On the other hand—President Harry Truman’s wish for a one-handed economist comes to mind when pondering Pacific affairs—the strategic setting at large appears far more favorable to the United States than during the heyday of War Plan Orange. While the U.S. Navy has kept a squadron in the Far East since the presidency of Andrew Jackson, the United States has only been a resident power in Asia since the Spanish-American War ensconced it in the region. Back then its chief strategic assets were the Philippine Islands, Guam, and a series of island stepping-stones stretching back toward Hawaii. These assets were invaluable in that they assured access to Far Eastern soil. Equal partners in U.S. strategy they were not.
Washington presides over a fellowship of formidable allies that stretches from South Korea and Japan to the north to the Philippines and Australia to the south. South Korea, Japan, and Australia play host to U.S. forces, a mutual defense pact binds the Philippines to the United States, and Taiwan is an informal ally. PLA commanders, in other words, must contend with U.S. allies that occupy the offshore “first island chain” enclosing the mainland’s coastline—a geographic asset ideal for troublemaking.
Chinese commanders must also come to grips with frontline allied forces that need not battle their way overseas from Hawaii or North America to make their weight felt in Asian affairs. The U.S. Seventh Fleet and affiliated joint forces call Japan home. Together they and the Japan Self-Defense Forces comprise a potent multinational fighting force. The Republic of Korea Navy and Royal Australian Navy field imposing if compact fleets complete with Aegis destroyers. European navies are even making their return to Asia. This correlation of forces is a far cry from the early twentieth century, when the U.S. Asiatic Fleet—less a battle force than a hodgepodge of misfit ships—anchored the U.S. presence in a Western Pacific dominated by the Imperial Japanese Navy.

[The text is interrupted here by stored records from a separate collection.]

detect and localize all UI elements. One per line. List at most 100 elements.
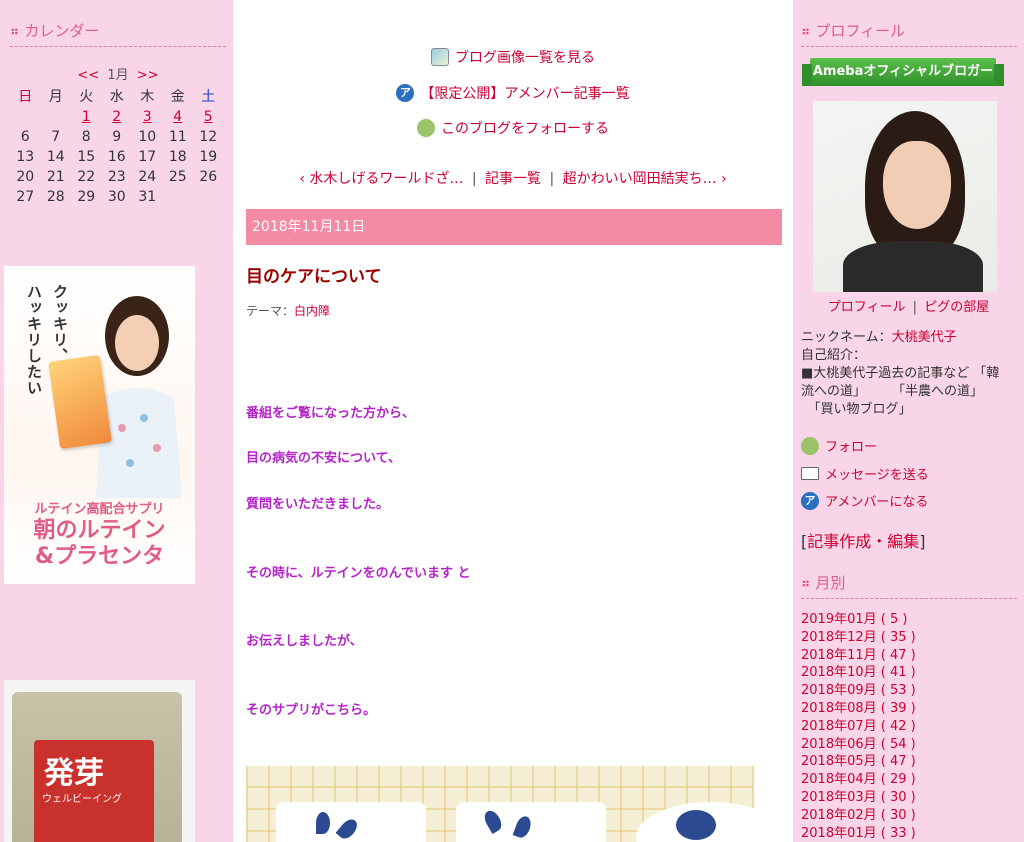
weekday-header: 日 bbox=[18, 89, 33, 105]
article-list-link[interactable]: 記事一覧 bbox=[485, 171, 541, 187]
calendar-day: 17 bbox=[138, 149, 157, 165]
calendar-day: 11 bbox=[168, 129, 187, 145]
weekday-header: 火 bbox=[79, 89, 94, 105]
calendar-day: 13 bbox=[16, 149, 35, 165]
archive-month-link[interactable]: 2018年01月 ( 33 ) bbox=[801, 825, 1017, 842]
message-action[interactable]: メッセージを送る bbox=[801, 464, 929, 483]
calendar-day[interactable]: 1 bbox=[71, 109, 102, 126]
monthly-list: 2019年01月 ( 5 ) 2018年12月 ( 35 ) 2018年11月 ( … bbox=[801, 611, 1017, 842]
calendar-day: 10 bbox=[138, 129, 157, 145]
nickname-link[interactable]: 大桃美代子 bbox=[892, 330, 957, 345]
article-paragraph: その時に、ルテインをのんでいます と bbox=[246, 566, 471, 581]
archive-month-link[interactable]: 2019年01月 ( 5 ) bbox=[801, 611, 1017, 629]
calendar-widget: ⠶ カレンダー << 1月 >> 日月火水木金土 1 2 3 4 5 6 7 8 9 10 11 12 1… bbox=[10, 20, 226, 206]
rice-ad-banner[interactable]: 発芽 ウェルビーイング bbox=[4, 680, 195, 842]
limited-row[interactable]: ア 【限定公開】アメンバー記事一覧 bbox=[233, 83, 793, 103]
article-paragraph: そのサプリがこちら。 bbox=[246, 703, 377, 718]
calendar-title: カレンダー bbox=[24, 22, 100, 40]
archive-month-link[interactable]: 2018年05月 ( 47 ) bbox=[801, 753, 1017, 771]
calendar-day: 15 bbox=[77, 149, 96, 165]
follow-row[interactable]: このブログをフォローする bbox=[233, 118, 793, 138]
limited-link[interactable]: 【限定公開】アメンバー記事一覧 bbox=[420, 83, 629, 103]
calendar-day: 9 bbox=[112, 129, 122, 145]
left-sidebar: ⠶ カレンダー << 1月 >> 日月火水木金土 1 2 3 4 5 6 7 8 9 10 11 12 1… bbox=[0, 0, 233, 842]
prev-article-link[interactable]: ‹ 水木しげるワールドざ… bbox=[299, 171, 463, 187]
article-date: 2018年11月11日 bbox=[246, 209, 782, 245]
follow-icon bbox=[417, 119, 435, 137]
archive-month-link[interactable]: 2018年12月 ( 35 ) bbox=[801, 629, 1017, 647]
monthly-heading: ⠶ 月別 bbox=[801, 572, 1017, 599]
intro-line-1: ■大桃美代子過去の記事など 「韓 bbox=[801, 366, 1000, 381]
image-list-row[interactable]: ブログ画像一覧を見る bbox=[233, 47, 793, 67]
calendar-day[interactable]: 3 bbox=[132, 109, 163, 126]
next-article-link[interactable]: 超かわいい岡田結実ち… › bbox=[563, 171, 727, 187]
calendar-day: 27 bbox=[16, 189, 35, 205]
edit-article-link[interactable]: 記事作成・編集 bbox=[807, 532, 919, 551]
profile-link[interactable]: プロフィール bbox=[828, 300, 906, 315]
archive-month-link[interactable]: 2018年07月 ( 42 ) bbox=[801, 718, 1017, 736]
archive-month-link[interactable]: 2018年02月 ( 30 ) bbox=[801, 807, 1017, 825]
weekday-header: 水 bbox=[109, 89, 124, 105]
intro-label: 自己紹介： bbox=[801, 348, 867, 363]
image-list-link[interactable]: ブログ画像一覧を見る bbox=[455, 47, 595, 67]
profile-widget: ⠶ プロフィール bbox=[801, 20, 1017, 47]
amember-link[interactable]: アメンバーになる bbox=[825, 491, 928, 510]
monthly-archive: ⠶ 月別 2019年01月 ( 5 ) 2018年12月 ( 35 ) 2018年1… bbox=[801, 572, 1017, 842]
follow-link[interactable]: フォロー bbox=[825, 436, 877, 455]
lutein-ad-banner[interactable]: クッキリ、 ハッキリしたい ルテイン高配合サプリ 朝のルテイン &プラセンタ bbox=[4, 266, 195, 584]
calendar-empty-cell bbox=[41, 109, 72, 126]
rice-bag-sub-text: ウェルビーイング bbox=[42, 794, 122, 805]
calendar-heading: ⠶ カレンダー bbox=[10, 20, 226, 47]
calendar-day: 23 bbox=[107, 169, 126, 185]
calendar-day: 31 bbox=[138, 189, 157, 205]
envelope-icon bbox=[801, 467, 819, 480]
right-sidebar: ⠶ プロフィール Amebaオフィシャルブロガー プロフィール | ピグの部屋 … bbox=[793, 0, 1024, 842]
profile-info: ニックネーム：大桃美代子 自己紹介： ■大桃美代子過去の記事など 「韓 流への道… bbox=[801, 329, 1017, 419]
calendar-month: 1月 bbox=[107, 68, 129, 83]
banner-line1: ルテイン高配合サプリ bbox=[34, 502, 165, 517]
follow-action[interactable]: フォロー bbox=[801, 436, 877, 455]
message-link[interactable]: メッセージを送る bbox=[825, 464, 929, 483]
calendar-day: 25 bbox=[168, 169, 187, 185]
calendar-day: 20 bbox=[16, 169, 35, 185]
dots-icon: ⠶ bbox=[801, 23, 810, 38]
edit-bracket-close: ] bbox=[919, 532, 926, 551]
calendar-day[interactable]: 4 bbox=[163, 109, 194, 126]
archive-month-link[interactable]: 2018年08月 ( 39 ) bbox=[801, 700, 1017, 718]
nav-separator: | bbox=[471, 171, 477, 187]
weekday-header: 木 bbox=[140, 89, 155, 105]
calendar-day: 7 bbox=[51, 129, 61, 145]
nav-separator: | bbox=[549, 171, 555, 187]
archive-month-link[interactable]: 2018年04月 ( 29 ) bbox=[801, 771, 1017, 789]
avatar-body bbox=[843, 241, 983, 292]
archive-month-link[interactable]: 2018年10月 ( 41 ) bbox=[801, 664, 1017, 682]
calendar-prev-link[interactable]: << bbox=[77, 68, 99, 83]
calendar-day[interactable]: 2 bbox=[102, 109, 133, 126]
plate-image bbox=[456, 802, 606, 842]
calendar-empty-cell bbox=[193, 189, 224, 206]
article-paragraph: お伝えしましたが、 bbox=[246, 634, 363, 649]
calendar-day: 30 bbox=[107, 189, 126, 205]
article-photo[interactable] bbox=[246, 766, 754, 842]
archive-month-link[interactable]: 2018年06月 ( 54 ) bbox=[801, 736, 1017, 754]
calendar-day: 18 bbox=[168, 149, 187, 165]
archive-month-link[interactable]: 2018年11月 ( 47 ) bbox=[801, 647, 1017, 665]
intro-line-2: 流への道」 「半農への道」 bbox=[801, 384, 984, 399]
amember-action[interactable]: ア アメンバーになる bbox=[801, 491, 928, 510]
follow-blog-link[interactable]: このブログをフォローする bbox=[441, 118, 609, 138]
calendar-grid: 日月火水木金土 1 2 3 4 5 6 7 8 9 10 11 12 13 14 15 16 17 18 19 20 21… bbox=[10, 89, 226, 206]
article-title[interactable]: 目のケアについて bbox=[246, 262, 382, 287]
nickname-label: ニックネーム： bbox=[801, 330, 892, 345]
avatar[interactable] bbox=[813, 101, 997, 292]
calendar-day: 14 bbox=[46, 149, 65, 165]
main-content: ブログ画像一覧を見る ア 【限定公開】アメンバー記事一覧 このブログをフォローす… bbox=[233, 0, 793, 842]
archive-month-link[interactable]: 2018年09月 ( 53 ) bbox=[801, 682, 1017, 700]
article-theme: テーマ：白内障 bbox=[246, 302, 330, 319]
calendar-next-link[interactable]: >> bbox=[137, 68, 159, 83]
archive-month-link[interactable]: 2018年03月 ( 30 ) bbox=[801, 789, 1017, 807]
pig-room-link[interactable]: ピグの部屋 bbox=[924, 300, 989, 315]
theme-link[interactable]: 白内障 bbox=[294, 304, 330, 318]
profile-heading: ⠶ プロフィール bbox=[801, 20, 1017, 47]
amember-icon: ア bbox=[396, 84, 415, 102]
calendar-day[interactable]: 5 bbox=[193, 109, 224, 126]
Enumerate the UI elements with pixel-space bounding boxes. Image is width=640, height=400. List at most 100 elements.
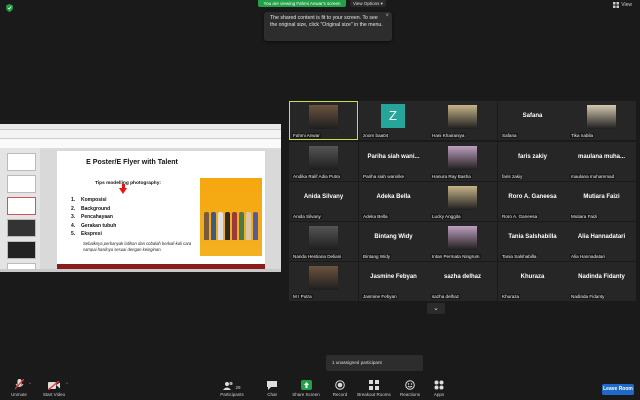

Such are the realities before planners. A latter-day War Plan Orange ought to rhyme with the past in certain respects while acknowledging today’s new normal. The contrast between past and present suggests a few precepts for contemporary war planning. One, an uptempo counteroffensive appears crucial. Once China grabs what it wants, there may be no reversing its gains. It’s hard to imagine the United States and its allies mounting a Normandy-scale campaign of their own to evict the PLA from Taiwan. Two, speed kills even though it’s essential. U.S. forces will encounter some of the same problems the Orange planners foresaw for a cross-Pacific rush toward Japan. Puncturing China’s anti-access defenses, girding for a duel with the PLA Navy surface fleet, and supplying adequate logistical support are just three of the challenges before U.S. planners and mariners.
But three, U.S. forces forward-deployed to the Western Pacific can expedite the Pacific Fleet’s access to regional waters and skies, working in concert with fraternal Asian armed forces. Deploying armaments along and around the first island chain would confine the PLA Navy and Air Force to the China seas, muting the impact of Beijing’s anti-access strategy. Dispatching submarines or unmanned vehicles on raids within the first island chain would throw the PLA Navy onto the defensive, distracting attention and resources from the U.S. Pacific Fleet. And on and on. Any effective war plan will put this advance guard to work, helping the Western Pacific Express arrive in time to make the difference in combat.
War planners of old deserve their encomia, but their work is not done yet. They can render yeoman service from beyond the grave, illuminating the challenges, dangers, and opportunities before the U.S. Navy today. Let’s dust off those old archives, explore the world of War Plan Orange—and grind some fresh sausage.